Home batteries are becoming increasingly popular ways to store solar energy to power houses at night, but what if one could make the whole house a battery? Rechargeable cement batteries prove the idea is possible, even if it has a long way to go to be affordable.
Dr Emma Zhang of Chalmers University of Technology, Sweden, mixed 0.9 percent carbon fibers into cement and poured it over a metal-coated carbon fiber mesh to make concrete blocks. In the journal Buildings, Zhang and colleagues report that with iron anodes and nickel cathodes these blocks become rechargeable batteries.
At 0.8 Watthours per liter, Zhang's battery is hundreds of times less energy-dense than a lithium-ion battery, and completely useless for transportation purposes. However, it stores about ten times more energy than previous rechargeable concrete batteries. These, Zhang said in a statement; “Showed very low performance,” forcing her and colleagues to seek new ideas on how to produce the electrodes.
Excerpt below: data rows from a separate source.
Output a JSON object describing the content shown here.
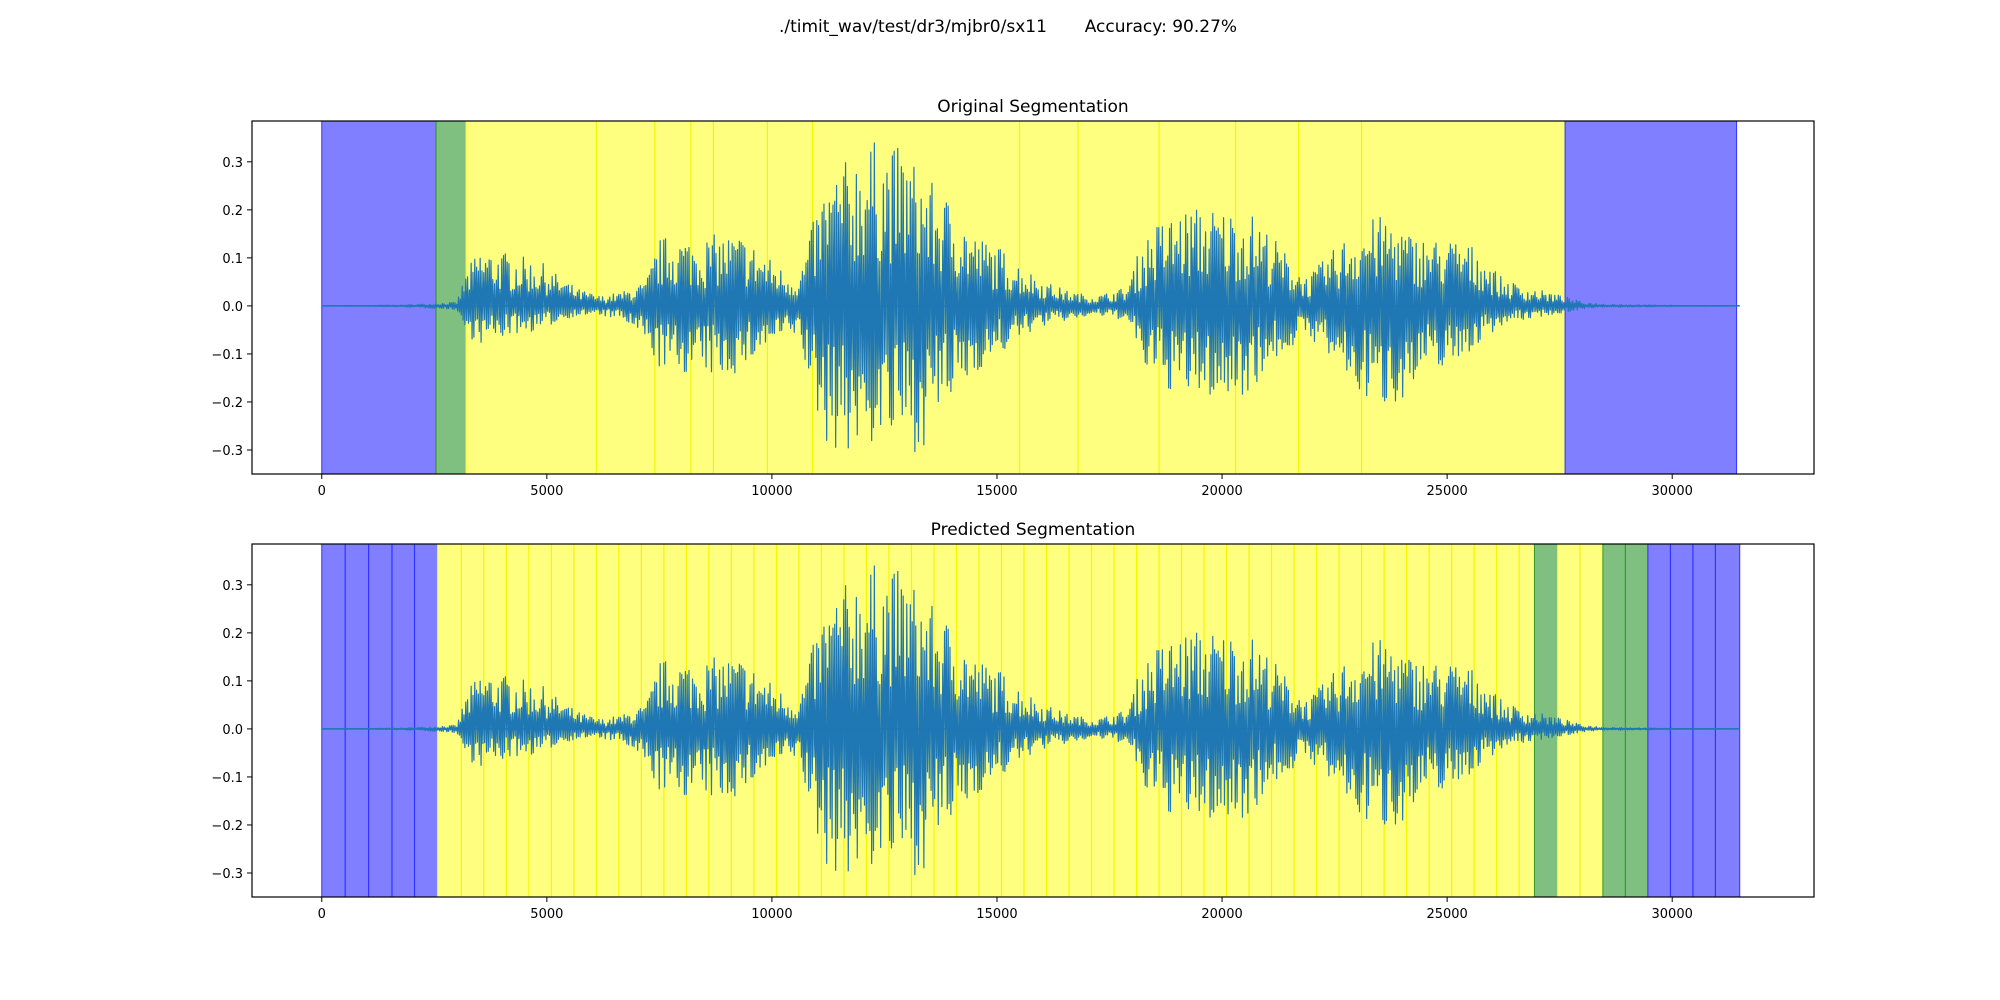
{
  "figure": {
    "title": "./timit_wav/test/dr3/mjbr0/sx11       Accuracy: 90.27%"
  },
  "colors": {
    "waveform": "#1f77b4",
    "silence": "#7f7fff",
    "transition": "#7fbf7f",
    "speech": "#ffff7f",
    "silence_line": "#3333ff",
    "transition_line": "#339933",
    "speech_line": "#f5f500"
  },
  "chart_data": [
    {
      "type": "line",
      "title": "Original Segmentation",
      "xlabel": "",
      "ylabel": "",
      "xlim": [
        -1550,
        33150
      ],
      "ylim": [
        -0.35,
        0.385
      ],
      "xticks": [
        0,
        5000,
        10000,
        15000,
        20000,
        25000,
        30000
      ],
      "yticks": [
        -0.3,
        -0.2,
        -0.1,
        0.0,
        0.1,
        0.2,
        0.3
      ],
      "grid": false,
      "waveform_envelope": {
        "x": [
          0,
          1800,
          2500,
          3000,
          3200,
          3500,
          4200,
          4900,
          5300,
          5700,
          6200,
          6700,
          7200,
          7500,
          7800,
          8300,
          8800,
          9300,
          9700,
          10200,
          10600,
          10900,
          11200,
          11700,
          12100,
          12400,
          12900,
          13300,
          13600,
          14000,
          14500,
          15100,
          15600,
          16100,
          16600,
          17200,
          17900,
          18200,
          18500,
          19100,
          19600,
          20100,
          20600,
          21100,
          21500,
          21900,
          22300,
          22800,
          23200,
          23700,
          24200,
          24700,
          25200,
          25700,
          26200,
          26700,
          27200,
          27600,
          28000,
          28500,
          29500,
          31500
        ],
        "upper": [
          0.0,
          0.002,
          0.005,
          0.008,
          0.07,
          0.12,
          0.11,
          0.09,
          0.06,
          0.035,
          0.02,
          0.03,
          0.05,
          0.14,
          0.15,
          0.14,
          0.15,
          0.15,
          0.12,
          0.08,
          0.06,
          0.17,
          0.26,
          0.31,
          0.35,
          0.34,
          0.33,
          0.29,
          0.25,
          0.22,
          0.15,
          0.12,
          0.08,
          0.05,
          0.03,
          0.02,
          0.04,
          0.13,
          0.17,
          0.2,
          0.21,
          0.2,
          0.2,
          0.15,
          0.1,
          0.06,
          0.1,
          0.15,
          0.18,
          0.19,
          0.15,
          0.14,
          0.14,
          0.12,
          0.06,
          0.04,
          0.03,
          0.02,
          0.008,
          0.004,
          0.002,
          0.0
        ],
        "lower": [
          0.0,
          -0.002,
          -0.005,
          -0.008,
          -0.06,
          -0.08,
          -0.06,
          -0.05,
          -0.03,
          -0.02,
          -0.02,
          -0.03,
          -0.08,
          -0.13,
          -0.14,
          -0.14,
          -0.15,
          -0.14,
          -0.1,
          -0.07,
          -0.06,
          -0.2,
          -0.29,
          -0.31,
          -0.3,
          -0.28,
          -0.29,
          -0.31,
          -0.24,
          -0.2,
          -0.14,
          -0.1,
          -0.06,
          -0.04,
          -0.03,
          -0.02,
          -0.03,
          -0.12,
          -0.16,
          -0.19,
          -0.19,
          -0.2,
          -0.18,
          -0.12,
          -0.09,
          -0.06,
          -0.1,
          -0.16,
          -0.2,
          -0.21,
          -0.18,
          -0.13,
          -0.12,
          -0.08,
          -0.04,
          -0.03,
          -0.02,
          -0.015,
          -0.006,
          -0.003,
          -0.002,
          0.0
        ]
      },
      "segments": [
        {
          "start": 0,
          "end": 2540,
          "class": "silence"
        },
        {
          "start": 2540,
          "end": 3200,
          "class": "transition"
        },
        {
          "start": 3200,
          "end": 27620,
          "class": "speech"
        },
        {
          "start": 27620,
          "end": 31430,
          "class": "silence"
        }
      ],
      "boundaries": [
        6100,
        7400,
        8200,
        8700,
        9900,
        10900,
        15500,
        16800,
        18600,
        20300,
        21700,
        23100
      ]
    },
    {
      "type": "line",
      "title": "Predicted Segmentation",
      "xlabel": "",
      "ylabel": "",
      "xlim": [
        -1550,
        33150
      ],
      "ylim": [
        -0.35,
        0.385
      ],
      "xticks": [
        0,
        5000,
        10000,
        15000,
        20000,
        25000,
        30000
      ],
      "yticks": [
        -0.3,
        -0.2,
        -0.1,
        0.0,
        0.1,
        0.2,
        0.3
      ],
      "grid": false,
      "waveform_envelope": {
        "x": [
          0,
          1800,
          2500,
          3000,
          3200,
          3500,
          4200,
          4900,
          5300,
          5700,
          6200,
          6700,
          7200,
          7500,
          7800,
          8300,
          8800,
          9300,
          9700,
          10200,
          10600,
          10900,
          11200,
          11700,
          12100,
          12400,
          12900,
          13300,
          13600,
          14000,
          14500,
          15100,
          15600,
          16100,
          16600,
          17200,
          17900,
          18200,
          18500,
          19100,
          19600,
          20100,
          20600,
          21100,
          21500,
          21900,
          22300,
          22800,
          23200,
          23700,
          24200,
          24700,
          25200,
          25700,
          26200,
          26700,
          27200,
          27600,
          28000,
          28500,
          29500,
          31500
        ],
        "upper": [
          0.0,
          0.002,
          0.005,
          0.008,
          0.07,
          0.12,
          0.11,
          0.09,
          0.06,
          0.035,
          0.02,
          0.03,
          0.05,
          0.14,
          0.15,
          0.14,
          0.15,
          0.15,
          0.12,
          0.08,
          0.06,
          0.17,
          0.26,
          0.31,
          0.35,
          0.34,
          0.33,
          0.29,
          0.25,
          0.22,
          0.15,
          0.12,
          0.08,
          0.05,
          0.03,
          0.02,
          0.04,
          0.13,
          0.17,
          0.2,
          0.21,
          0.2,
          0.2,
          0.15,
          0.1,
          0.06,
          0.1,
          0.15,
          0.18,
          0.19,
          0.15,
          0.14,
          0.14,
          0.12,
          0.06,
          0.04,
          0.03,
          0.02,
          0.008,
          0.004,
          0.002,
          0.0
        ],
        "lower": [
          0.0,
          -0.002,
          -0.005,
          -0.008,
          -0.06,
          -0.08,
          -0.06,
          -0.05,
          -0.03,
          -0.02,
          -0.02,
          -0.03,
          -0.08,
          -0.13,
          -0.14,
          -0.14,
          -0.15,
          -0.14,
          -0.1,
          -0.07,
          -0.06,
          -0.2,
          -0.29,
          -0.31,
          -0.3,
          -0.28,
          -0.29,
          -0.31,
          -0.24,
          -0.2,
          -0.14,
          -0.1,
          -0.06,
          -0.04,
          -0.03,
          -0.02,
          -0.03,
          -0.12,
          -0.16,
          -0.19,
          -0.19,
          -0.2,
          -0.18,
          -0.12,
          -0.09,
          -0.06,
          -0.1,
          -0.16,
          -0.2,
          -0.21,
          -0.18,
          -0.13,
          -0.12,
          -0.08,
          -0.04,
          -0.03,
          -0.02,
          -0.015,
          -0.006,
          -0.003,
          -0.002,
          0.0
        ]
      },
      "segments": [
        {
          "start": 0,
          "end": 2570,
          "class": "silence"
        },
        {
          "start": 2570,
          "end": 26940,
          "class": "speech"
        },
        {
          "start": 26940,
          "end": 27450,
          "class": "transition"
        },
        {
          "start": 27450,
          "end": 28460,
          "class": "speech"
        },
        {
          "start": 28460,
          "end": 29460,
          "class": "transition"
        },
        {
          "start": 29460,
          "end": 31500,
          "class": "silence"
        }
      ],
      "boundaries": [
        520,
        1040,
        1560,
        2060,
        3100,
        3600,
        4100,
        4600,
        5100,
        5600,
        6100,
        6600,
        7100,
        7600,
        8100,
        8600,
        9100,
        9600,
        10100,
        10600,
        11100,
        11600,
        12100,
        12600,
        13100,
        13600,
        14100,
        14600,
        15100,
        15600,
        16100,
        16600,
        17100,
        17600,
        18100,
        18600,
        19100,
        19600,
        20100,
        20600,
        21100,
        21600,
        22100,
        22600,
        23100,
        23600,
        24100,
        24600,
        25100,
        25600,
        26100,
        26600,
        27950,
        28960,
        29960,
        30460,
        30960
      ]
    }
  ]
}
At that energy density, Zhang thinks the first applications will be off the grid, probably in combination with solar panels – for example, powering 4G services in remote locations. Concrete structures such as bridges often need a small amount of electricity for sensing devices or cathodic protection against corrosion of metal reinforcements, and Zhang's work could be a perfect fit.
If a market becomes established in niches like these, mass production and further refinements could bring prices down, opening up a wider range of possibilities.
"We have a vision that in the future this technology could allow for whole sections of multi-storey buildings made of functional concrete. Considering that any concrete surface could have a layer of this electrode embedded, we are talking about enormous volumes of functional concrete,” Zhang said.
Before that can happen, Zhang admits she needs to extend the battery's life to match the long periods over which concrete structures are expected to last. If that can't be done it will be necessary to find a way to replace them while the building is still in use.
This isn't the first idea for using building materials to store electricity. Last year scientists showed that hematite in house bricks can act as an electrode. By depositing polymers through bricks during manufacturing, they turned them into supercapacitors, capable of efficient storage. Although these bricks have the potential to make storage of small amounts of electricity for emergency use cheap, the energy density may be too low for large-scale storage.
Concrete currently has an immense environmental cost, its production accounting for 4-8 percent of global carbon emissions among other crimes against the planet. Efforts continue to find less damaging alternatives, which should be possible since the Romans managed it 2,000 years ago.